Total emission control package (thermal reactor)

• A thermal reactor is an enlarged manifold or chamber in the exhaust stream that increases residence time and temperature so that HC and CO remaining in exhaust can oxidise to CO₂ and H₂O in the presence of pumped-in air. Some systems recirculate a portion (typically about 10%-15%) of exhaust gas back to the intake via an intercooler or cooler to reduce combustion temperature and control NOx.

Catalytic converter package

• Catalytic converters are arranged so that a NOx catalyst is first in the exhaust path (to reduce NOx), followed by an oxidation catalyst for HC and CO. The catalysts facilitate chemical reactions without themselves being consumed. Converter systems can cause heat release where oxidation takes place.
• Catalytic converters require unleaded petrol because leaded fuel poisons the catalyst surface and degrades performance.
• Use of catalytic converters may alter engine tuning; historically, early converter systems were associated with some loss of power (reported as up to ~30% in some early heavy systems) and modest increases in fuel consumption (figures vary by system and vehicle design). Modern systems are far more efficient with minimal power or fuel penalties.
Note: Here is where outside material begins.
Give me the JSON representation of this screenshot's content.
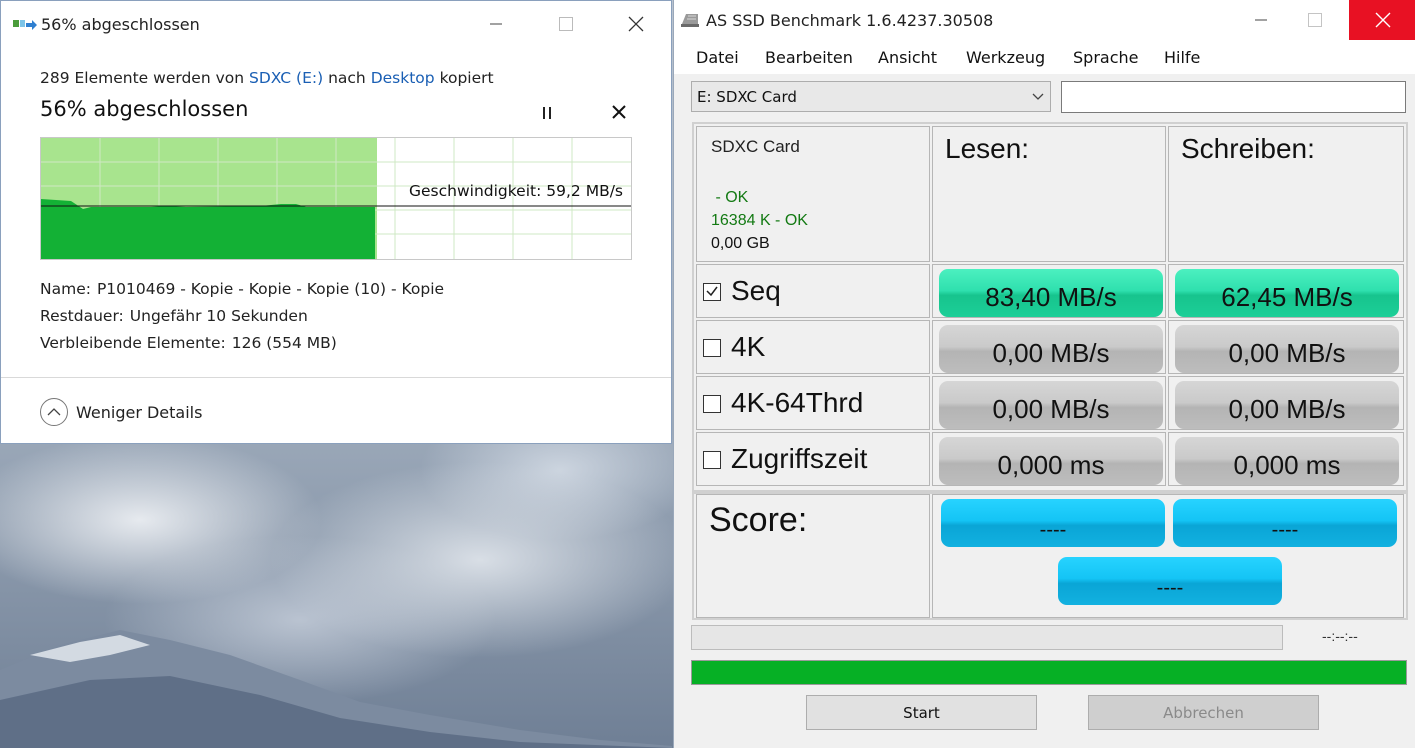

Diesel (CI) engine emissions

• Turbocharged diesel engines normally show low HC but can have higher NOx, depending on load and injection timing.
• At idle, HC and NOx concentrations are generally low but soot/particulate can still be present if combustion is incomplete.
• Acceleration and high-load operation increase smoke (particulate) levels because of temporary rich local mixtures and incomplete mixing/combustion.
• Maximum emission of particulates and NOx tends to occur near full load or during aggressive acceleration.
• Precombustion chamber designs or indirect injection designs can reduce NOx but often trade off with slightly higher particulates or fuel consumption.

Causes of smoke (diesel)

• Incomplete combustion.
• Incorrect air-fuel ratio (rich local mixtures).
• Poor mixing of fuel and air.
• Poor atomisation of fuel or excessive injection duration.
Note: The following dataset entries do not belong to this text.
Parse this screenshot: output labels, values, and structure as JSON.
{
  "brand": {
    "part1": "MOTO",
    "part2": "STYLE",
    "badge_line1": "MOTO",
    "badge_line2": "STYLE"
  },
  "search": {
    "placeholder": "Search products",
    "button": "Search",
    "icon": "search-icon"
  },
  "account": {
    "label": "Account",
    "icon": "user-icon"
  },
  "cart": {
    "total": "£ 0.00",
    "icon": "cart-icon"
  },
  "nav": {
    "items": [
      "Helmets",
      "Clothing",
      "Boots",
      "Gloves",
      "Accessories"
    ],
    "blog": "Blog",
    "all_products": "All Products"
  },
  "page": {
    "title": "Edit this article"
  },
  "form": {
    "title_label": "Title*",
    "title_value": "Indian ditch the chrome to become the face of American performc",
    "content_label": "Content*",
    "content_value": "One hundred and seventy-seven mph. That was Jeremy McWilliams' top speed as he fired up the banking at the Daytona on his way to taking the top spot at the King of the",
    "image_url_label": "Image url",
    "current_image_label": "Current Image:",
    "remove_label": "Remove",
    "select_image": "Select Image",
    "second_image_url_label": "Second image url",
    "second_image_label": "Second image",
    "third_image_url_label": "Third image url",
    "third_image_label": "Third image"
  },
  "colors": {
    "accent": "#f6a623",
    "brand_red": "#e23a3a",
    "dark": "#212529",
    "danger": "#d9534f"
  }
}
Emission control - summary of measures

• For SI engines: mixture control (lean burn where possible), improved combustion-chamber design to reduce quench areas, optimised ignition timing, evaporative control (charcoal canisters), secondary air injection, catalytic converters and thermal reactors.
• For CI engines: optimisation of injection timing and spray, turbocharging with intercooling, exhaust gas recirculation (EGR) where appropriate to reduce NOx, diesel particulate filters (DPF) to trap soot, oxidation catalysts for HC/CO and careful control of injection quantity and timing to reduce smoke.
• Engine design modifications that reduce emissions include improved combustion chamber shape, reduced valve overlap, optimised compression ratio and improved air-fuel mixing.
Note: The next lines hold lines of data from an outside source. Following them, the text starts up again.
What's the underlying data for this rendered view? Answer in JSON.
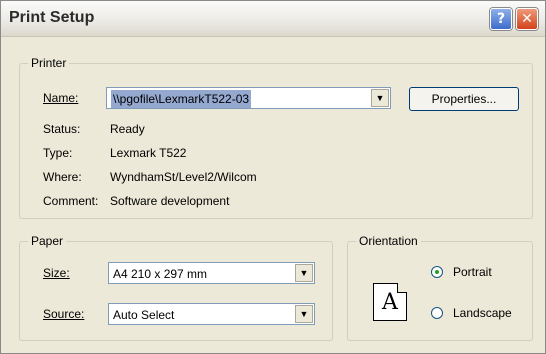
{
  "window": {
    "title": "Print Setup",
    "help_label": "?",
    "close_label": "✕"
  },
  "printer": {
    "group_label": "Printer",
    "name_label": "Name:",
    "name_value": "\\\\pgofile\\LexmarkT522-03",
    "properties_label": "Properties...",
    "status_label": "Status:",
    "status_value": "Ready",
    "type_label": "Type:",
    "type_value": "Lexmark T522",
    "where_label": "Where:",
    "where_value": "WyndhamSt/Level2/Wilcom",
    "comment_label": "Comment:",
    "comment_value": "Software development"
  },
  "paper": {
    "group_label": "Paper",
    "size_label": "Size:",
    "size_value": "A4 210 x 297 mm",
    "source_label": "Source:",
    "source_value": "Auto Select"
  },
  "orientation": {
    "group_label": "Orientation",
    "icon_letter": "A",
    "portrait_label": "Portrait",
    "landscape_label": "Landscape",
    "selected": "Portrait"
  },
  "icons": {
    "dropdown": "chevron-down-icon",
    "orientation": "page-portrait-icon"
  }
}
Engine design modification (detailed points)

1. Lean air-fuel ratio: Reduces CO and HC emissions though care is needed with NOx and drivability.
2. Reducing the compression ratio: Lowers peak temperatures and reduces NOx formation.
3. Reducing valve overlap: Limits escape of unburnt mixture into the exhaust and reduces UBHC emissions.
4. Combustion chamber modification: Designing to minimise quench areas and crevices results in more complete combustion and lower CO/HC.
5. Retarding the spark: Reduces peak temperature and NOx but may increase HC and fuel consumption; it is a tuning compromise.